Palestinian Authority President Mahmoud Abbas called on Israel Friday not to allow the Israeli-Palestinian conflict to turn into a religious war.
In an address in Ramallah, three days after two Palestinian terrorists killed five Israelis in an attack on a synagogue, and amid swirling tensions surrounding the contested Temple Mount, Abbas said, “There is a political struggle between us, so let’s talk politics. Don’t turn it into a religious struggle, because once struggles like that start, they don’t end.”
The PA chief, blamed by Israel’s Prime Minister Benjamin Netanyahu for inciting recent acts of terror with anti-Israel speeches and propaganda, went on to urge: “You mustn’t come close to our mosques, to our churches. And we mustn’t come close to your synagogues.”
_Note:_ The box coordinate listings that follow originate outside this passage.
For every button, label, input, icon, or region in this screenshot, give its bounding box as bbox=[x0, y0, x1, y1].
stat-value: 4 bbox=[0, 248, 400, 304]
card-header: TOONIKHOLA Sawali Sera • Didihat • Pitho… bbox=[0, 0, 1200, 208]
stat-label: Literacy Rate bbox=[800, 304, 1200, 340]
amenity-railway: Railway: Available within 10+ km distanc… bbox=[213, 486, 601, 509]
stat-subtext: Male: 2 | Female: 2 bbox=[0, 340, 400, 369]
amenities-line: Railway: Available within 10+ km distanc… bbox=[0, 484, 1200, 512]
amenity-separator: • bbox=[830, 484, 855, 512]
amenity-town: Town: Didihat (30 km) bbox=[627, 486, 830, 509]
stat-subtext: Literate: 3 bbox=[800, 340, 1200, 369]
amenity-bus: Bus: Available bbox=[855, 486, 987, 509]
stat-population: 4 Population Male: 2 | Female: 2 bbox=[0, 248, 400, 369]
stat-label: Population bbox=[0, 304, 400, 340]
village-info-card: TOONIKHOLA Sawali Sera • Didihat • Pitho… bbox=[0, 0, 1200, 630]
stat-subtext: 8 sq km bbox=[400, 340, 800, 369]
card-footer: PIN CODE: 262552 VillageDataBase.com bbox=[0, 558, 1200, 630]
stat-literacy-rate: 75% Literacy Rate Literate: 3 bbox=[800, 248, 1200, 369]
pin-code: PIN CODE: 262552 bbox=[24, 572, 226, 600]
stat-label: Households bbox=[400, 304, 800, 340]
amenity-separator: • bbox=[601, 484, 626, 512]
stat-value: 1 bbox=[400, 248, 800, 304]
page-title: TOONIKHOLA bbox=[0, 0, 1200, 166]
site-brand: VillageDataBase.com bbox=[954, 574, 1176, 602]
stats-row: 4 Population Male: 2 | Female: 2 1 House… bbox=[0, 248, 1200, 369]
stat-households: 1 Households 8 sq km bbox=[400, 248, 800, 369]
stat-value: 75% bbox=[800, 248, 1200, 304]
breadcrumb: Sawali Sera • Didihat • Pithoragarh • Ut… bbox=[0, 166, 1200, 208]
Israel’s Shin Bet security chief Yoram Cohen on Wednesday told legislators that Abbas is not directly or indirectly encouraging terrorism, but said some of his comments may be interpreted in some quarters as a call to arms. Some PA officials and members of Abbas’s Fatah faction have charged that Israel is threatening the safety of the Al-Aqsa Mosque on the Temple Mount, encouraged “days of rage” to “protect” Al-Aqsa, posted anti-Israel cartoons, and broadcast anti-Israel messages, including endorsements for several recent terror attacks.
Defense Minister Moshe Ya’alon said Friday that Abbas was indeed not fostering terrorism in the West Bank, because “he knows it could rebound against him and bring him down” — a reference to Hamas efforts to oust the PA chief. However, Abbas was guilty of incitement regarding Jerusalem and the Temple Mount, Ya’alon said.
Israel’s Deputy Foreign Minister Tzachi Hanegbi, echoing this theme Friday night, said the PA’s own official website carried incitement to terrorism and that Abbas has spoken recently of the imperative to prevent hordes of settlers descending on Al-Aqsa. “That’s what we have to counter,” he said.
Israel was facing “deliberate Islamist incitement,” said Hanegbi, and the culprits were falsely alleging that “the Jews are seeking to rebuild the Temple” in place of the mosques atop the Temple Mount. He called such allegations a “blood libel.”
Israeli-Palestinian peace talks broke down in the spring amid mutual recriminations.
Abbas’s call to avoid a religious war followed comments by Israel’s President Reuven Rivlin, who said on Wednesday that Israel is not at war with Islam and that the conflict should not be allowed to become about religion.
“These are difficult days for Jerusalem for the simple reason that the political struggle over Jerusalem, the nationalist struggle, the Israeli-Arab conflict, has turned into a Jewish-Muslim conflict, and to my sorrow both sides understand this — understand this but are not doing anything about it,” Rivlin said.
“We have no dispute with Islam, we did not have, we will not have, and today, too, we don’t have,” he declared. “We need to make it clear to everyone.”
The president, unlike some other Israeli leaders and security officials, did not hesitate to label the current surge of violence an intifada.
“We are on the brink of an intifada or even at the start of one with a religious dimension and this is very dangerous for us and the whole region. For Abu Mazen [Abbas] no less than the state of Israel. I’m sure that everyone wants to avoid inter-religious flare-up between Jews and Muslims,” he said.
“It has never been a religious war. But fundamentalism and incitement always found their way in, even when we did not allow them to do so.”
The president urged Israelis to avoid taking steps that would potentially heighten tensions surrounding the Temple Mount compound, the holiest spot in Judaism that also contains the Al-Aqsa mosque, Islam’s third holiest site.
“We have always realized, as Israelis and as Jews, that we are not fighting Islam and thus avoided turning the Temple Mount issue into a war of Jews against Muslims,” he said. “This is the way things were, but it is currently fading.”
“It would be best if [Israeli] leaders realized that they should not raise the issue of control over the Temple Mount.”
Tensions have flared in the capital over calls from some activists, backed by a few hawkish parliamentarians, to permit Jewish prayer in the Temple Mount compound where it is currently forbidden. The Israeli government has said it has no intention of changing the status quo.